Mujeres Libres (English: Free Women) was an anarchist women's organization in Spain that aimed to empower working class women. It was initiated in 1936 by Lucía Sánchez Saornil, Mercedes Comaposada and Amparo Poch y Gascón and had approximately 30,000 members. The organization was based on the idea of a "double struggle" for women's liberation and social revolution and argued that the two objectives were equally important and should be pursued in parallel.
In revolutionary Spain of the 1930s, many anarchist women were angry with what they viewed as persistent sexism amongst anarchist men and their marginalized status within a movement that ostensibly sought to abolish domination and hierarchy. Conditions for Spanish women before the Spanish revolution were oppressive, in the sense that they could be forced into arranged marriages without their consent and single women were not allowed to leave their homes without a male chaperone. Furthermore, working conditions were difficult for women because their salaries were half what male workers received. The limited rights allowed to women were only offered to middle and upper class women, and not offered at all to the working class.

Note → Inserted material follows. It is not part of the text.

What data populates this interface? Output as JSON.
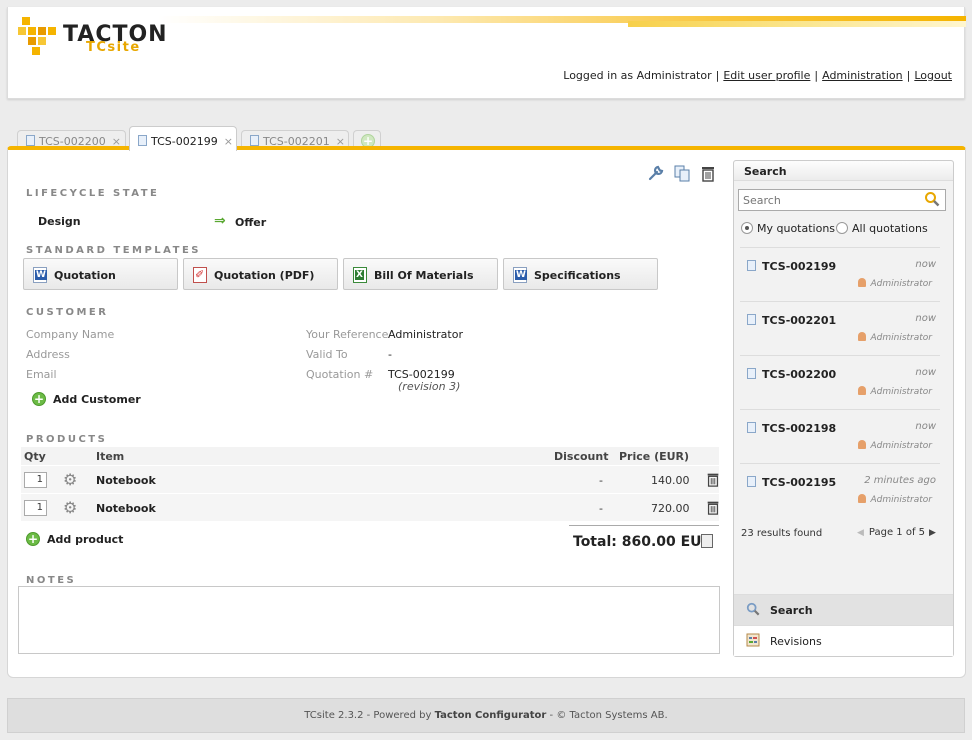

The founders of Mujeres Libres were all active in the Libertarian movement, however they were dissatisfied with the way the movement addressed the particular problems that confronted them as women. Women felt that, despite their cries for equality, their male activist counterparts did not treat women as equals. The general sentiment was that: “All those companeros, however radical they may be in cafes, unions, and even affinity groups [FAI], seem to drop their costumes as lovers of female liberation at the doors of their homes. Inside, they behave with their companeras just like common “husband.”